下は先に報告の製品番号のままのタム2988とタム10520ですが、個体差を表現しました。タム2988は足踏みブレーキに隣り合う妻の山形手すりが無くなっていたので、製品の方の手すりを切り落としました。タム10520は、上記の表挿し板の分割が行われていたので、表挿し板の分割と付け直しを行いました。
昭和36年には、日本漁網船具が東急車輌にタム500を発注しており(確認できた番号は594, 595)、こちらは日本陸運産業のタム2982, 591とは逆に古いコンセプトの1枚板ランボードを採用しています。
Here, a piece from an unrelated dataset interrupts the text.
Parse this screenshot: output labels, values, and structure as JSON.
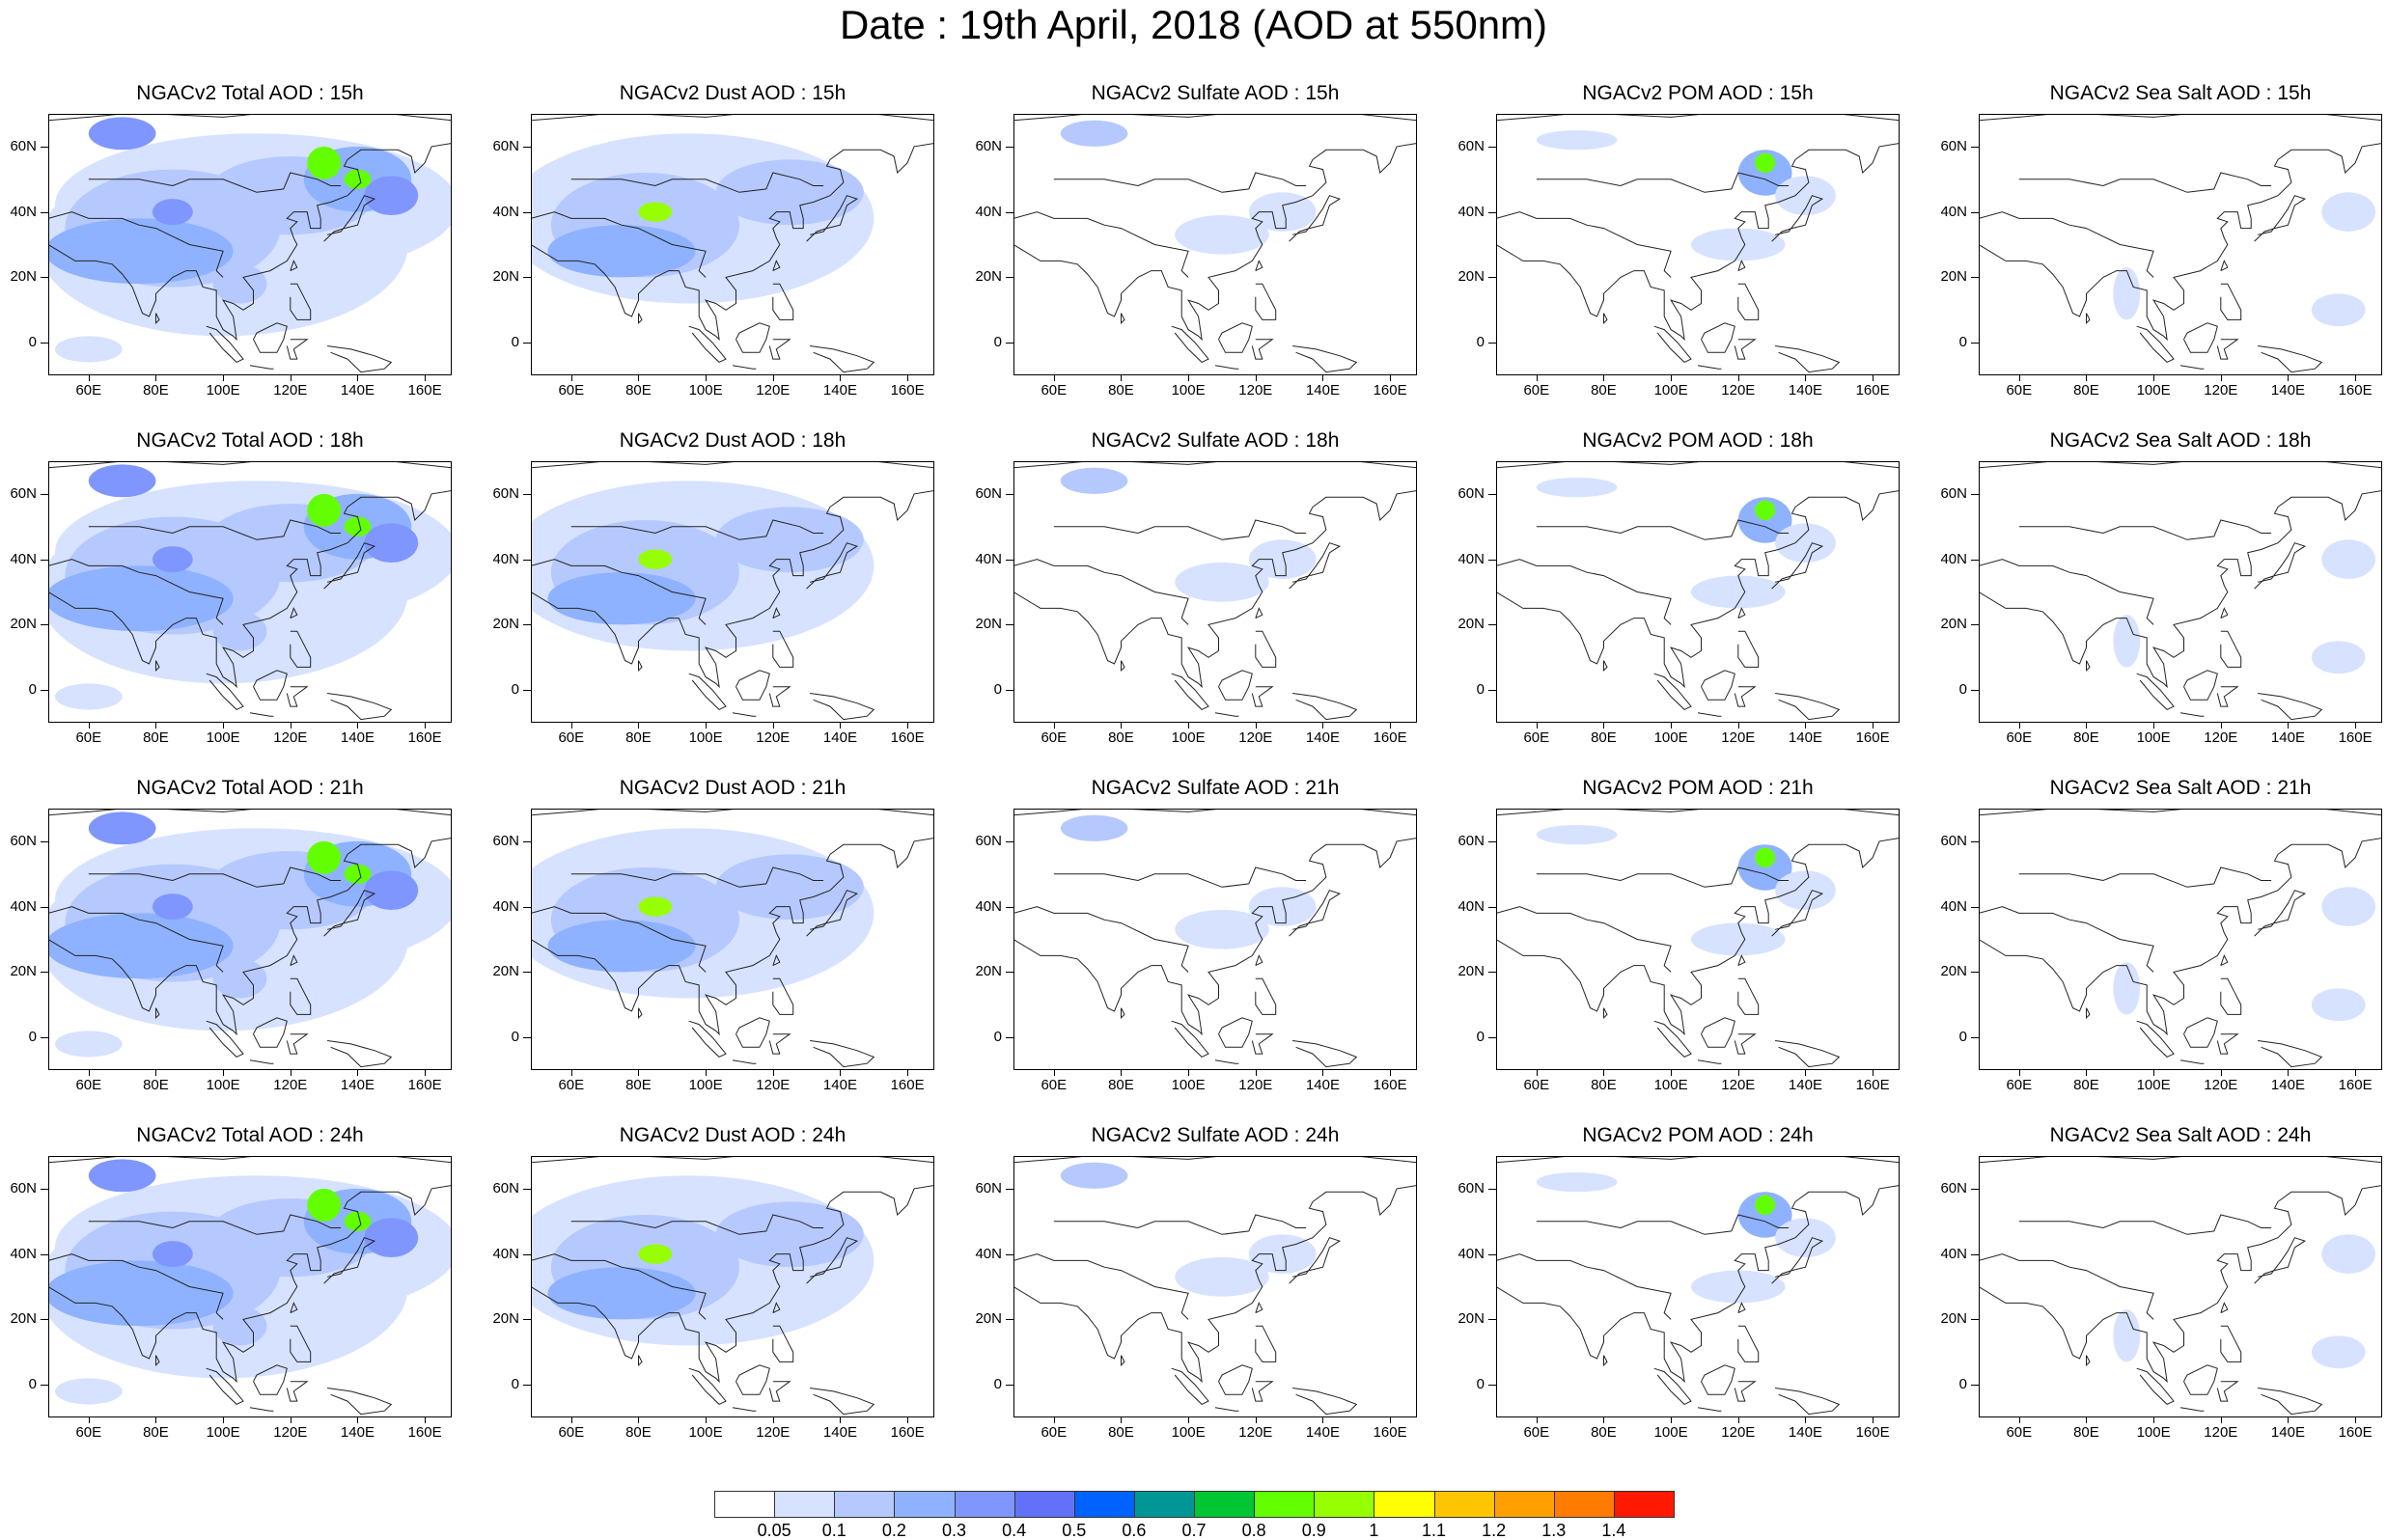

なお、日本漁網船具株式会社は現在のニチモウ(株)ですが、大正時代末に石油製品の販売を開始し、ブランド名として「白鳥座」の意味を持つ「シグナス(Cygnus)」からとった「キグナス(Kygnus)」を設定しました。戦後になって石油元売り業を始め、その後昭和47年に石油部門が独立した石油会社になった時にブランド名を社名に入れて「キグナス石油」になりました。このため、タンク車は「日本漁網船具」時代の入籍と「キグナス石油」になってからの入籍があり、先日のタキ45000型最終ロットは「キグナス石油」になってからの入籍です。キグナス石油は経営母体は変わっていますが現在でも独立した法人で、新たに白鳥をモチーフとした社紋を設定して盛業中です。

なお、タム500の「標準形態」としてランボード等の周囲の付属設備は変化が起こっていますが、「タンク体」の設計は昭和戦前に確立しています。少なくとも昭和18年製の車に「小型の4対8個のタンク台」と「外側のタンク台に繋がるタンク体固定の帯金」のレイアウトが採用されて、昭和20年代の新参入メーカーによる独自の形態が入った他は最後まで継承されています。